Дракон пролетает над самым мостом, обречённый путник успевает схватиться за одно из колец — и его переносит на гребень бамбуковой волны. Змей поворачивает свою усатую морду, и толпа в восторге — мастер Диу достаёт из его пасти сверкающий меч. Теперь будет, чем отбиваться ото львов. А те не дремлют: первый уже карабкается по бамбуковым шестам. Один раз он почти срывается, зрители ахают — настолько правдоподобно оступились задние лапы, — но всё идёт в соответствии со сценарием: повиснув на передних, лев подтягивается и в два прыжка добирается до своей добычи.

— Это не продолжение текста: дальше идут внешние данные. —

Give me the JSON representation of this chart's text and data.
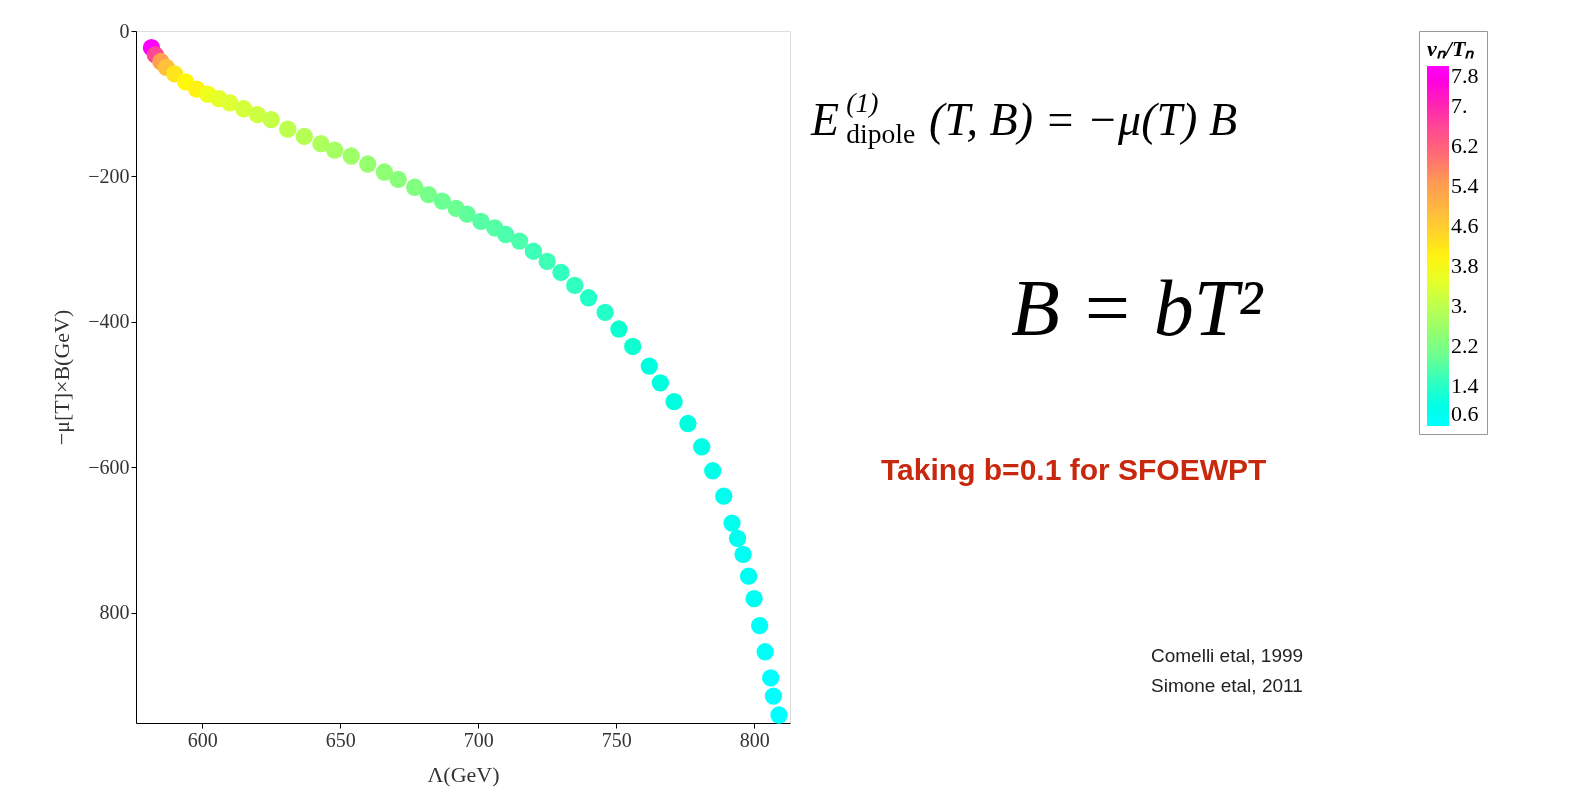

Начинается танец-сражение, полный опасных пируэтов на высоте. Темп становится то быстрее, то медленнее, поочерёдно вступают флейта и барабаны, но атака хищника почти отбита — когда с другой стороны на бамбук взбирается второй. Теперь флейта молчит, звучат одни барабаны. Звучат дробно, судорожно, ускоряясь. Тимпаны — раз! два! три! — пытаясь увернуться от когтистой лапы, фехтовальщик теряет равновесие и пластом падает вниз. Публика в ужасе: мастер Диу лежит в луже крови, пронзённый собственным мечом. И только проснувшаяся флейта грустной мелодией намекает на то, что и это — постановка.

Из храма Пяти Гениев к сцене медленно идёт прекрасная девушка в сверкающем золотом одеянии. «Фея! Небесная фея!» — шепчутся зрители. При виде её коварные львы, которые уже спустились полакомиться добычей, словно побитые кошки, убираются восвояси, под тумбы. Фея подходит к погибшему и укрывает его своей накидкой. Звучит ария — я помню общий смысл и одну строфу. Красавица признаётся, что полюбила героя за его отвагу и готова пожертвовать беззаботной жизнью в свите Владычицы Запада, лишь бы её возлюбленный ожил и она могла быть с ним. Строфа же следующая:

Ты сердцем смел и умереть не вправе.

Пусть фонари разыщут путь во тьме.

Чтоб мог ты послужить своей державе,

А я могла и впредь служить тебе.

Прошение феи услышано. Золотая накидка взлетает ввысь, а храбрый чиновник возвращается к жизни. Нет ни страшной раны, ни крови — и я невольно проверил сумку у пояса: на месте ли флаконы Сюй Чаньпу. Все участники труппы, кроме музыкантов, один за другим выходят на сцену с красными фонариками — непременным атрибутом праздника. Апофеоз впечатляет. Зрители долго рукоплещут, а затем лезут за кошельками, даже те, кто изначально не собирался платить за открытое уличное представление. Кого-то, особенно неискушённых молодых франтов, ждёт неприятный сюрприз: пока они, смотрели на танцы, бои и прекрасную фею, над их кошельками успели поработать площадные воры — но кричать об этом они, конечно, не станут, чтобы их не подняли на смех за ротозейство.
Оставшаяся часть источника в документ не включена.